During the spring and summer months, my house’s “white noise” becomes less of a soothing background sound and more of a constant wafting in of baseball announcers’ gripes and celebratory cheers from the TV set. No matter the time of day, I’ve grown used to hearing the familiar sounds of fans in the crowd, home runs hit, and strikes thrown. These sounds are absent this year, and I - for one - miss it! But I bet many others miss it even more than I do.
Data from our most recent MRI-Simmons Sports Fan Engagement Study reveal that more than 6 in 10 Americans miss sports to some degree. That’s 158 million people! It’s no surprise that men are hit the hardest, as 78% are “Sports Deprived,”* with almost half (49%) missing sports “very much.”
Sports fans have not only lost an avenue of escape, but they’ve lost a tried-and-true, longstanding way to bond with others. Since the suspension of most professional sports back in mid-March, Sports Deprived Fans are at a loss; 32% feel disconnected, 29% feel sad, and 26% are frustrated.
Media companies are also feeling this pain and have been forced to get creative with alternative content. After all, sports are a major reason that Sports Deprived Fans subscribe to cable/satellite TV subscription services (55%, 141), streaming services (35%, 143), and streaming TV packages that offer live TV (34%, 142). They are a prime audience for advertisers, as 61% notice sports advertising on TV (141), 51% pay attention to these ads (139), and 45% are very/somewhat engaged with the ads they see on TV during sports broadcasts (141).
Luckily for media companies and advertisers, this group has continued to watch anything sports-related they can get their hands on – classic games, sports documentaries, and movies. Entertainment TV, streaming shows/movies, and live TV have also helped fill the gap sports once had in their lives. Now though, after months of silence and unplanned shifts in media habits, we’re finally seeing the emergence of live sports trickling back into news feeds and TV schedules across the country
Leagues are doing everything in their power to make up for the last few months’ suspension of games/events. MLB spring training has been condensed to two weeks of social distance scrimmaging and temperature checks. Major League Soccer is back, albeit with a slight caveat that has turned soccer players (and fans) into bewildered “morning people” with games as early as 9am. Golf and NASCAR are also up and running again, although some industry experts feel these events are more “made-for-TV events than anything resembling a collective experience.”
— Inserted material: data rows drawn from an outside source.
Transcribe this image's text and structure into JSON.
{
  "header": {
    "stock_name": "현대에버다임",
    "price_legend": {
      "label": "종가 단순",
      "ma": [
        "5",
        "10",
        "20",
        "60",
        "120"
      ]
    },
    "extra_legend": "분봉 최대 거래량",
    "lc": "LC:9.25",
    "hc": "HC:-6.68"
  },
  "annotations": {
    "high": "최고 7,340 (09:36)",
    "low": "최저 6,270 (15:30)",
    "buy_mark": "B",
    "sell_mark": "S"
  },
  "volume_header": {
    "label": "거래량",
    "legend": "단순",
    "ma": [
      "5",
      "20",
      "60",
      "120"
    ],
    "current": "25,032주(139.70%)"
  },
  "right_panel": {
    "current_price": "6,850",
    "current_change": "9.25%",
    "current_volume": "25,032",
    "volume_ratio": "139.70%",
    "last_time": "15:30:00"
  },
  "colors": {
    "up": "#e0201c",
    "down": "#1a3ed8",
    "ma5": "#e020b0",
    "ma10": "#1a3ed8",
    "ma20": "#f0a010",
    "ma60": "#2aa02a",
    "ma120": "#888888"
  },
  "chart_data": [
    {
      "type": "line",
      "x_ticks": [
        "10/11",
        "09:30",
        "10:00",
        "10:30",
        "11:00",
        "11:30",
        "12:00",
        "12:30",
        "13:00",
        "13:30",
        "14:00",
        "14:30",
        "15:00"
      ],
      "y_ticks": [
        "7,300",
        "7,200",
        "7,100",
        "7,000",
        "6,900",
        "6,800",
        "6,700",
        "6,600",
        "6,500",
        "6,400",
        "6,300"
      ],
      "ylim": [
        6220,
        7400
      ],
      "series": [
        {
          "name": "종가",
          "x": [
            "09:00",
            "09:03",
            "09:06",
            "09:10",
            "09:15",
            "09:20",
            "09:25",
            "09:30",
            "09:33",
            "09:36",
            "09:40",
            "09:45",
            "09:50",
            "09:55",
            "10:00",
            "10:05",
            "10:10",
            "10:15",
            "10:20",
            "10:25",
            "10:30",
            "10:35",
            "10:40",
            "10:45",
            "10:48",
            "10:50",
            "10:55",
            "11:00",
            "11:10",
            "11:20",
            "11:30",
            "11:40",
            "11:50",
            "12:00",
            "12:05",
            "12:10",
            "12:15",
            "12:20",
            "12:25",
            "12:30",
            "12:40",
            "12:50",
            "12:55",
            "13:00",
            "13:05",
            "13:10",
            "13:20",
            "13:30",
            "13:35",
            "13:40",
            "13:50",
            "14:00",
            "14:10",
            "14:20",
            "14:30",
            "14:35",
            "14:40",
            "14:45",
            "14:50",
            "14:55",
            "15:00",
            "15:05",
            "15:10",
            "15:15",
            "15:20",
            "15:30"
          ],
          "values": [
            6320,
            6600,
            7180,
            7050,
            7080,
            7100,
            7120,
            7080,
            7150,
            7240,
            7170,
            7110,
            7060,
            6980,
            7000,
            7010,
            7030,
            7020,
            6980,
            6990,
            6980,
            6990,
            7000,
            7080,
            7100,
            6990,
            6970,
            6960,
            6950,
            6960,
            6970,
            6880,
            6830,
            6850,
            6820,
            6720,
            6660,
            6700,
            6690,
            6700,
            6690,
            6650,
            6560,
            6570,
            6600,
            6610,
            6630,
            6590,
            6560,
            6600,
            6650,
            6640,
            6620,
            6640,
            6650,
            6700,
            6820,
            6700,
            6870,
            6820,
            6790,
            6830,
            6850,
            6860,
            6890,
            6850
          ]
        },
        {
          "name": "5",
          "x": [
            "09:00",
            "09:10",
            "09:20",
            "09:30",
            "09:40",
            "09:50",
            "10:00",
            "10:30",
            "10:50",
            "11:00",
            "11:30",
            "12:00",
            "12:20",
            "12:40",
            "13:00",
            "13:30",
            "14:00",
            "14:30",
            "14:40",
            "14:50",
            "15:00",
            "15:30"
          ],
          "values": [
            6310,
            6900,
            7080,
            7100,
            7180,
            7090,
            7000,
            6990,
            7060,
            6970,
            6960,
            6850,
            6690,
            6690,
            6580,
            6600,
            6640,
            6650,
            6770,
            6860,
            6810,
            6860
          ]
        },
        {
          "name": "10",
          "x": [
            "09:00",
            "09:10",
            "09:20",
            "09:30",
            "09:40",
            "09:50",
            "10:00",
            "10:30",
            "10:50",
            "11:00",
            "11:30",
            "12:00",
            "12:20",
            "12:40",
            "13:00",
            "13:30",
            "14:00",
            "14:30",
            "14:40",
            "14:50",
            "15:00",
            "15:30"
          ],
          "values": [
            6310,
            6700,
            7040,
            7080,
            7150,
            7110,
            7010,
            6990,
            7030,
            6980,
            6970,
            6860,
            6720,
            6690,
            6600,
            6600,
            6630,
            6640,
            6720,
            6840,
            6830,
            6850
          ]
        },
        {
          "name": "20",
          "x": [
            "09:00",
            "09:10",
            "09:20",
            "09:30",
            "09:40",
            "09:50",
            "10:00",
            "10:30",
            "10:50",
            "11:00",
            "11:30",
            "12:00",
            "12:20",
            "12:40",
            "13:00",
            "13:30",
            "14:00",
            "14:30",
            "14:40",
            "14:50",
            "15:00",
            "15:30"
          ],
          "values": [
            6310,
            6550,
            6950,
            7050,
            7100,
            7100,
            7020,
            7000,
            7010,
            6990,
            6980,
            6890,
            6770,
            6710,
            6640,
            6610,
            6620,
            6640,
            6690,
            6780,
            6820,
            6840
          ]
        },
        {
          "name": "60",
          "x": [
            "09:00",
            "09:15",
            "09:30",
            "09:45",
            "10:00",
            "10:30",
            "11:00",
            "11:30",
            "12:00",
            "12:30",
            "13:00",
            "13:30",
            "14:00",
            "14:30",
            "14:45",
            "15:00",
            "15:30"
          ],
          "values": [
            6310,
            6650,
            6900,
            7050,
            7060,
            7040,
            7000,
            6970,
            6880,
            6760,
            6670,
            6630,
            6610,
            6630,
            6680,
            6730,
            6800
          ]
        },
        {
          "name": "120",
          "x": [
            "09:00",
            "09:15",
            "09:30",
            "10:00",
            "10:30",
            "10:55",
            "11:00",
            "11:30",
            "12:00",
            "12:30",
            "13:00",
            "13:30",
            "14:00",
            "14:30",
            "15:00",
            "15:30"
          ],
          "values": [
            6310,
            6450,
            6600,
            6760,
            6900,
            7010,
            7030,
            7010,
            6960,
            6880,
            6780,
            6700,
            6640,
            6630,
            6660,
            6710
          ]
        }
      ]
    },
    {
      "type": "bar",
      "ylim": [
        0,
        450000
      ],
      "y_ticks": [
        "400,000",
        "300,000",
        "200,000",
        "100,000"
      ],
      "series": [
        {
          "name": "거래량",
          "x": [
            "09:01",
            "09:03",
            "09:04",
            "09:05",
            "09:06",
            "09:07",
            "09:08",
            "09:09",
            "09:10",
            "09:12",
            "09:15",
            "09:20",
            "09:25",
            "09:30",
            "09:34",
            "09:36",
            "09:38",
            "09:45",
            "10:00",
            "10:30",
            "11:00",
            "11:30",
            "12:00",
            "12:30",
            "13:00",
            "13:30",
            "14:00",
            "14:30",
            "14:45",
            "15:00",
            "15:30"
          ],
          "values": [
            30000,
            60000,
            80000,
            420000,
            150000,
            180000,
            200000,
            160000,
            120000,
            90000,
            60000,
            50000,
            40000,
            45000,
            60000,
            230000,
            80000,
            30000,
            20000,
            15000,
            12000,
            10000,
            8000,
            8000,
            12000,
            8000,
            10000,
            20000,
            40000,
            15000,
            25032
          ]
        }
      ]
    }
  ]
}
These examples show that nothing is off limits when it comes to bringing sports back to the American people. As this new wave of sports events emerge, leagues, sponsors, and marketers are being handed a unique opportunity to reach a new subset of fans who are thirsty for sports content of any kind. In particular, 30% of Sports Deprived Fans will tune into whatever sport/league comes back first – regardless if they were previous fans or not. This equates to nearly 48 million sets of eyes – all with the potential to become fans of sports they may not have paid much attention to in the past.
So, marketers and sponsors – listen up! It’s important to size up and learn about these new fans as different leagues come back on air. While old fans are undoubtedly tuning in, no matter the circumstance, a brand-new group of consumers have potential to become “part of the team.” And without live ticket/game day revenue streams, it’s up to TV networks and streaming services to meet the increasing demand of the American people to bring sports back to the masses – in any way possible.
But while bleachers may be empty and games eerily quiet, you can count on living rooms across the country to be gearing up for some long-awaited sports watching.